You home's walls, attic, and crawl/basement is the wrong place to store moisture or water. Most common building practices introduce a vapor barrier between the sheetrock wall and the Fiberglas, in the form of a film on the Fiberglas batt, a separate layer of visqueen, or poly something when blow in is used. The use of visqueen in the attic is usually debated, and the outcome is usually substantial venting to allow the attic space to breath. Breathing means vents, serious vents that let the outside in.

Back to the dew point: around midnight tonight, in this example, the dew point will be reached and moisture will be forming between the sheet rock and the vapor barrier, in this case it's visqueen. WHY, because the outside temp is now 40F and the Fiberglas has conducted most of it heat to the cold and the Fiberglas is 43F at the visqueen surface. So in this example the choice was to accumulate the condensate behind the wall's sheet rock. The Fiberglas has been protected from soaking and loosing its insulating properties, but the bad news is.... the wall is getting wet. This is a well protected place for mold, mildew, and rodents to take up housekeeping. In warm climates, where Air Conditioning is the way of life, the dew point can be in the 70's. while the outside is in the 90's and the airconditioning is set at 75F... you guessed it... now the Fiberglas gets wet, and the sponge begins to loose its insulating properties in a big hurry... (about 1-2 % moisture content reduces the Fiberglas about 30-40% from R-19 to R-12).

I apologize for the remedial tutorial, BUT it is lost on most of the architects and builders I encounter... or talk to!

As in most things, if you understand the problem, then you can figure a solution! So to restate: the problem is the temperature of the wall reaching the dew point in the interior next to the visqueen. If the wall did not reach the dewpoint, then obviously no condensate. So lets get about doing just that.

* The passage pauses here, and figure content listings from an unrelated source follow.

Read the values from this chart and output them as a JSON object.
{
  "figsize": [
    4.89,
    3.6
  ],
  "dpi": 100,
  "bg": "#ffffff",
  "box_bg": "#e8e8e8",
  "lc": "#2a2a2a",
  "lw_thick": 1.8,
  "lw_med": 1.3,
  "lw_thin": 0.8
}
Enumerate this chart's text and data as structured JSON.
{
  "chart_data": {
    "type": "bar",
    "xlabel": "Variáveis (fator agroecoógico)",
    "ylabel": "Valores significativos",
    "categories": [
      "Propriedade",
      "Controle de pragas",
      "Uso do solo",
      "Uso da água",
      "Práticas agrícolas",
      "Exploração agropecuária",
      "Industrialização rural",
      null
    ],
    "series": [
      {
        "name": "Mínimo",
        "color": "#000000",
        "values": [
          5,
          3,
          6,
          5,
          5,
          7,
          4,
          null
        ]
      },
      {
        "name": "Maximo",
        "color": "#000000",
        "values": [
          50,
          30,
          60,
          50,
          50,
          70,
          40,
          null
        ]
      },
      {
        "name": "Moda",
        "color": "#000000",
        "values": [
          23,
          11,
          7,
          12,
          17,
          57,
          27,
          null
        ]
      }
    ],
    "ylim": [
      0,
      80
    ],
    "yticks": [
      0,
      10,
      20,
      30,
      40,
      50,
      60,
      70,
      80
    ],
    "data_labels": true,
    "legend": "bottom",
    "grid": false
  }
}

All of the materials in the wall we are dealing with, in this example, are conductors of heat, I.E. the materials conduct the heat form the interior through the wall to the exterior. This is heat conduction, hot to cold. That explains why the wall is going to reach that 43F at the visqueen about midnight. AND the vapor, moisture held in the interior air, is going to find its way to the visqueen... because the sheetrock wall assembly leaks. All Buildings leak.... Period! So, lets replace the visqueen with a radiant barrier, eliminate the heat loss or gain, and let the wall live forever without ever experiencing the dew point. It is that simple!

Ok, the answer is: the radiant barrier reflects 97.5% of the energy that hits it and sends it back to the interior. The space between the radiant barrier and the interior of the wall (the room side of the sheet rock where the point goes)  is the temperature of the interior room. The cold side of the radiant barrier is the temperature of the air space just before the Fiberglas, if any. in this example around midnight, the Fiberglas is still 40-43F, and the radiant barrier is about the same as it faces the Fiberglas. In severe cold climates a combination of Fiberglas and Super R is used or a sheet of TempShield is used. In coastal areas solid Super R is specified because the humidity is in the 90+% range, always. In less humid areas, I.E. 40-70% humidity, perforated Super R is specified because like Tyvek or Goretex, the small amount of permeability allows moisture to "dry"  out in low humidity times..( AKA: normalize to a moderate % humidity). The wall breaths!

The bottom line: stop the conduction of heat and you will stop the change in temperature that causes the dewpoint! It's that simple! Manage the vapor problem and get 30+%  energy savings free. OR is it manage the energy problem and get the vapor problem solved for free? Either way, its all good!